Clinically, biochemically and histologically, DILI can simulate all forms of acute and chronic liver injuries.21

The pattern of liver injury related to thalidomide toxicity was not fully studied yet. Information related to this subject comes only from the case reports described. Four of them identified hepatocellular injury, two mixed (hepatocellular plus cholestatic) and only one referring predominant cholestatic injury as our case report.

Liver biopsy, for a number of reasons, was performed only in two previously reported patients. In those cases, as in ours, the histological findings corroborated the patterns of biochemical injury and the proposed drug related damage. In fact, routine liver biopsy is claimed not to be mandatory if DILI is suspected, especially if rapid improvement in liver tests is demonstrated after drug cessation, as there are no specific histological findings of this insult. Despite this fact, if an underlying liver disease is suspected despite negative blood tests, a liver biopsy may be valuable to exclude other diagnoses and it is an important tool to define imputability.21,22

In the report of thalidomide-induced hepatotoxicity23 by Hanje et al., liver biopsy made possible the discovery of previously undiagnosed NASH. As the authors discuss, whether preexisting liver disease puts patients at increased risk of thalidomide liver toxicity, remains to be elucidated.23

Recovery from liver injury after discontinuation of the drug was possible in 5 out of 7 cases. Two liver failure related deaths were described, one of them with a fulminant picture.24 This latter case report fulfill “Hy's rule” which predicts an incidence no lower than 10% of liver transplantation and/or death in drug-induced hepatocellular jaundice.15,25

Our patient had an uneventful outcome from liver toxicity, with symptoms resolving by week 2 despite the fact that he had a very slow biochemical recovery from liver insult.

Recovery following the withdrawal of the offending drug is frequent in DILI, especially in less-severe cases with early recognition of the causative agent.17

The slower subside of cholestatic and mixed lesions is described for other causes of DILI.21 This was the case for our patient.

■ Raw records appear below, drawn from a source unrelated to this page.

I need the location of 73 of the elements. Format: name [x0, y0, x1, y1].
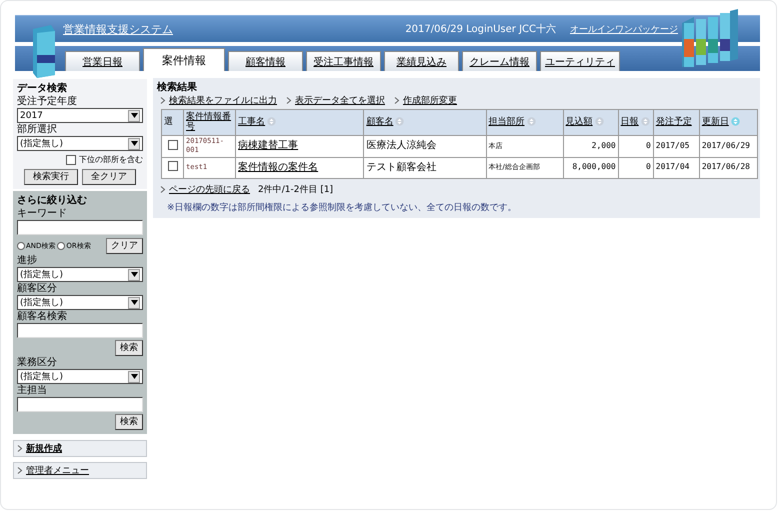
column-header[interactable]: 顧客名 — [364, 110, 486, 136]
input-field[interactable] — [17, 323, 143, 338]
search-button[interactable]: 検索 — [115, 340, 143, 356]
column-header: 選 — [162, 110, 184, 136]
nav-tab[interactable]: 業績見込み — [384, 51, 459, 71]
radio-button[interactable] — [57, 242, 66, 250]
radio-button[interactable] — [17, 242, 25, 250]
column-header[interactable]: 工事名 — [236, 110, 364, 136]
search-button[interactable]: 検索実行 — [24, 169, 78, 185]
table-cell: 2017/05 — [656, 140, 690, 150]
nav-tab[interactable]: ユーティリティ — [540, 51, 620, 71]
table-cell: 0 — [646, 162, 651, 172]
table-cell: 0 — [646, 140, 651, 150]
field-label: 主担当 — [17, 385, 48, 397]
results-title: 検索結果 — [157, 80, 198, 94]
nav-tab[interactable]: 顧客情報 — [228, 51, 303, 71]
input-field[interactable] — [17, 220, 143, 235]
section-title: データ検索 — [17, 82, 68, 95]
nav-tab[interactable]: 営業日報 — [65, 51, 140, 71]
field-label: 部所選択 — [17, 124, 58, 136]
table-cell: 8,000,000 — [572, 162, 616, 172]
dropdown[interactable]: (指定無し) — [17, 136, 143, 151]
column-header[interactable]: 見込額 — [563, 110, 618, 136]
table-cell: 医療法人涼純会 — [366, 140, 436, 152]
table-cell: 2017/06/29 — [702, 140, 750, 150]
dropdown[interactable]: 2017 — [17, 108, 143, 123]
column-header[interactable]: 更新日 — [699, 110, 758, 136]
field-label: 進捗 — [17, 255, 38, 267]
column-header[interactable]: 担当部所 — [486, 110, 564, 136]
chevron-icon — [394, 97, 400, 104]
nav-tab[interactable]: 案件情報 — [143, 48, 225, 71]
column-header[interactable]: 日報 — [618, 110, 654, 136]
dropdown[interactable]: (指定無し) — [17, 295, 143, 310]
field-label: 受注予定年度 — [17, 96, 78, 108]
chevron-icon — [286, 97, 292, 104]
chevron-icon — [160, 97, 166, 104]
field-label: 顧客区分 — [17, 283, 58, 295]
field-label: キーワード — [17, 208, 68, 220]
row-checkbox[interactable] — [168, 140, 178, 150]
back-to-top-link[interactable]: ページの先頭に戻る — [157, 182, 250, 196]
dropdown[interactable]: (指定無し) — [17, 369, 143, 384]
table-cell: 2017/04 — [656, 162, 690, 172]
clear-button[interactable]: クリア — [106, 238, 143, 254]
dropdown[interactable]: (指定無し) — [17, 267, 143, 282]
checkbox[interactable] — [66, 154, 76, 164]
search-button[interactable]: 検索 — [115, 414, 143, 430]
field-label: 顧客名検索 — [17, 311, 68, 323]
column-header[interactable]: 発注予定 — [653, 110, 700, 136]
row-checkbox[interactable] — [168, 161, 178, 172]
column-header[interactable]: 案件情報番号 — [184, 110, 236, 136]
search-button[interactable]: 全クリア — [82, 169, 136, 185]
nav-tab[interactable]: 受注工事情報 — [306, 51, 381, 71]
note-text: ※日報欄の数字は部所間権限による参照制限を考慮していない、全ての日報の数です。 — [167, 202, 518, 214]
action-link[interactable]: 表示データ全てを選択 — [283, 94, 385, 107]
package-link[interactable]: オールインワンパッケージ — [570, 22, 678, 36]
action-link[interactable]: 検索結果をファイルに出力 — [157, 94, 277, 107]
nav-tab[interactable]: クレーム情報 — [462, 51, 537, 71]
chevron-icon — [160, 186, 166, 193]
chevron-icon — [17, 445, 23, 452]
result-count: 2件中/1-2件目 [1] — [258, 184, 334, 196]
menu-link[interactable]: 管理者メニュー — [13, 462, 147, 479]
action-link[interactable]: 作成部所変更 — [391, 94, 457, 107]
chevron-icon — [17, 467, 23, 474]
field-label: 業務区分 — [17, 357, 58, 369]
table-cell: テスト顧客会社 — [366, 162, 436, 173]
input-field[interactable] — [17, 397, 143, 412]
login-info: 2017/06/29 LoginUser JCC十六 — [405, 22, 556, 36]
system-title-link[interactable]: 営業情報支援システム — [63, 22, 173, 36]
table-cell: 2,000 — [592, 140, 616, 150]
menu-link[interactable]: 新規作成 — [13, 440, 147, 457]
section-title: さらに絞り込む — [17, 194, 88, 207]
table-cell: 2017/06/28 — [702, 162, 750, 172]
checkbox-label: 下位の部所を含む — [79, 154, 143, 165]
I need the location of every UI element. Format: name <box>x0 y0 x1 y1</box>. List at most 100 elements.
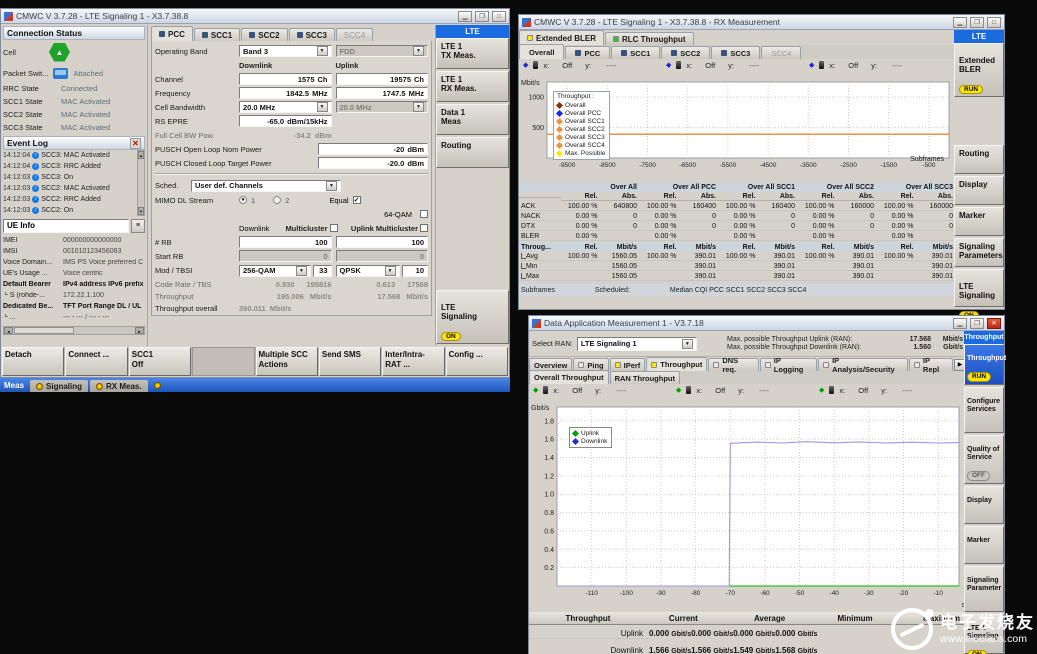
softkey-button[interactable]: Extended BLER RUN <box>954 43 1004 97</box>
marker-handle-icon[interactable] <box>676 61 681 69</box>
marker-handle-icon[interactable] <box>829 386 834 394</box>
mimo-stream1-radio[interactable]: ● <box>239 196 247 204</box>
measurement-tab[interactable]: Extended BLER <box>519 30 604 45</box>
scheduling-select[interactable]: User def. Channels▼ <box>191 180 341 192</box>
softkey-button[interactable]: Signaling Parameter <box>964 566 1004 612</box>
cc-subtab[interactable]: SCC3 <box>711 46 760 59</box>
chevron-down-icon[interactable]: ▼ <box>317 102 328 112</box>
softkey-lte-signaling[interactable]: LTE Signaling ON <box>954 269 1004 307</box>
marker-x-value[interactable]: Off <box>707 386 733 395</box>
qam64-checkbox[interactable] <box>420 210 428 218</box>
marker-handle-icon[interactable] <box>533 61 538 69</box>
action-button[interactable]: Connect ... <box>65 347 127 376</box>
taskbar-tab[interactable]: RX Meas. <box>90 380 148 392</box>
action-button[interactable]: Inter/Intra- RAT ... <box>382 347 444 376</box>
minimize-button[interactable]: ▁ <box>458 11 472 22</box>
throughput-subtab[interactable]: RAN Throughput <box>610 371 680 384</box>
marker-x-value[interactable]: Off <box>850 386 876 395</box>
cc-subtab[interactable]: Overall <box>519 44 564 59</box>
softkey-button[interactable]: LTE 1 TX Meas. <box>436 38 509 69</box>
scroll-right-icon[interactable]: ► <box>135 327 144 334</box>
chevron-down-icon[interactable]: ▼ <box>296 266 307 276</box>
softkey-button[interactable]: Marker <box>954 207 1004 236</box>
marker-x-value[interactable]: Off <box>697 61 723 70</box>
action-button[interactable]: Send SMS <box>319 347 381 376</box>
marker-handle-icon[interactable] <box>686 386 691 394</box>
service-tab[interactable]: DNS req. <box>708 358 758 371</box>
scroll-up-icon[interactable]: ▲ <box>138 151 144 159</box>
restore-button[interactable]: ❐ <box>970 17 984 28</box>
ul-multicluster-checkbox[interactable] <box>420 224 428 232</box>
action-button[interactable]: Detach <box>2 347 64 376</box>
softkey-button[interactable]: Routing <box>436 137 509 168</box>
equal-checkbox[interactable]: ✓ <box>353 196 361 204</box>
operating-band-select[interactable]: Band 3▼ <box>239 45 332 57</box>
ue-info-menu-icon[interactable]: ≡ <box>131 219 145 233</box>
ue-info-selector[interactable]: UE Info <box>3 219 129 233</box>
softkey-button[interactable]: Display <box>964 486 1004 524</box>
tbsi-uplink-field[interactable]: 10 <box>402 265 429 277</box>
cc-subtab[interactable]: PCC <box>565 46 610 59</box>
marker-x-value[interactable]: Off <box>554 61 580 70</box>
scroll-down-icon[interactable]: ▼ <box>138 207 144 215</box>
softkey-button[interactable]: Marker <box>964 526 1004 564</box>
rs-epre-field[interactable]: -65.0dBm/15kHz <box>239 115 332 127</box>
chevron-down-icon[interactable]: ▼ <box>317 46 328 56</box>
titlebar[interactable]: CMWC V 3.7.28 - LTE Signaling 1 - X3.7.3… <box>519 15 1004 30</box>
softkey-lte-signaling[interactable]: LTE Signaling ON <box>436 290 509 344</box>
mimo-stream2-radio[interactable] <box>273 196 281 204</box>
titlebar[interactable]: Data Application Measurement 1 - V3.7.18… <box>529 316 1004 331</box>
action-button[interactable]: Config ... <box>446 347 508 376</box>
softkey-button[interactable]: Routing <box>954 145 1004 174</box>
action-button[interactable] <box>192 347 254 376</box>
softkey-button[interactable]: Display <box>954 176 1004 205</box>
minimize-button[interactable]: ▁ <box>953 17 967 28</box>
titlebar[interactable]: CMWC V 3.7.28 - LTE Signaling 1 - X3.7.3… <box>1 9 509 24</box>
service-tab[interactable]: IP Logging <box>760 358 817 371</box>
action-button[interactable]: Multiple SCC Actions <box>256 347 318 376</box>
softkey-button[interactable]: Throughput RUN <box>964 344 1004 385</box>
service-tab[interactable]: Throughput <box>646 357 707 371</box>
cc-tab[interactable]: SCC4 <box>336 28 373 41</box>
marker-x-value[interactable]: Off <box>564 386 590 395</box>
modulation-downlink-select[interactable]: 256-QAM▼ <box>239 265 311 277</box>
measurement-tab[interactable]: RLC Throughput <box>605 32 694 45</box>
service-tab[interactable]: IP Analysis/Security <box>818 358 908 371</box>
chevron-down-icon[interactable]: ▼ <box>682 339 693 349</box>
rb-uplink-field[interactable]: 100 <box>336 236 429 248</box>
throughput-subtab[interactable]: Overall Throughput <box>529 370 609 384</box>
marker-handle-icon[interactable] <box>543 386 548 394</box>
select-ran-dropdown[interactable]: LTE Signaling 1 ▼ <box>577 337 697 351</box>
chevron-down-icon[interactable]: ▼ <box>326 181 337 191</box>
softkey-button[interactable]: Configure Services <box>964 387 1004 433</box>
maximize-button[interactable]: □ <box>492 11 506 22</box>
pusch-closed-loop-field[interactable]: -20.0dBm <box>318 157 428 169</box>
ue-info-hscrollbar[interactable]: ◄ ► <box>3 326 145 335</box>
frequency-uplink-field[interactable]: 1747.5MHz <box>336 87 429 99</box>
taskbar-tab[interactable]: Signaling <box>30 380 88 392</box>
tbsi-downlink-field[interactable]: 33 <box>313 265 332 277</box>
cc-subtab[interactable]: SCC2 <box>661 46 710 59</box>
marker-handle-icon[interactable] <box>819 61 824 69</box>
cc-tab[interactable]: PCC <box>151 26 193 41</box>
softkey-button[interactable]: Signaling Parameters <box>954 238 1004 267</box>
close-button[interactable]: ✕ <box>987 318 1001 329</box>
restore-button[interactable]: ❐ <box>475 11 489 22</box>
rb-downlink-field[interactable]: 100 <box>239 236 332 248</box>
restore-button[interactable]: ❐ <box>970 318 984 329</box>
pusch-open-loop-field[interactable]: -20dBm <box>318 143 428 155</box>
minimize-button[interactable]: ▁ <box>953 318 967 329</box>
chevron-down-icon[interactable]: ▼ <box>385 266 396 276</box>
maximize-button[interactable]: □ <box>987 17 1001 28</box>
frequency-downlink-field[interactable]: 1842.5MHz <box>239 87 332 99</box>
cc-subtab[interactable]: SCC1 <box>611 46 660 59</box>
service-tab[interactable]: IPerf <box>610 358 646 371</box>
cc-subtab[interactable]: SCC4 <box>761 46 801 59</box>
service-tab[interactable]: IP Repl <box>909 358 953 371</box>
marker-x-value[interactable]: Off <box>840 61 866 70</box>
scroll-left-icon[interactable]: ◄ <box>4 327 13 334</box>
cc-tab[interactable]: SCC2 <box>241 28 287 41</box>
softkey-button[interactable]: Quality of Service OFF <box>964 435 1004 484</box>
cc-tab[interactable]: SCC1 <box>194 28 240 41</box>
taskbar-left-label[interactable]: Meas <box>0 381 28 390</box>
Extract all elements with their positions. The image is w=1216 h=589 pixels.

In fact, this type of damage is more prone to a chronic outcome than hepatocellular-type injury, albeit the severity appears to be greater in the latter.17

Conclusion

Drug-induced liver injury remains a diagnostic challenge, as patients have a wide variety of clinical, analytical and histological presentations. Several chemotherapy drugs have the potential for producing liver damage, though they occur rarely and are deemed idiosyncratic, believed to be attributable to host response and possible immunologic mechanism. As thalidomide is being increasingly used for different conditions, we expect that this case report may increase physicians’ awareness for its possible hepatotoxic potential allowing early identification and proper management.

Conflicts of interest

The authors have no conflicts of interest to declare.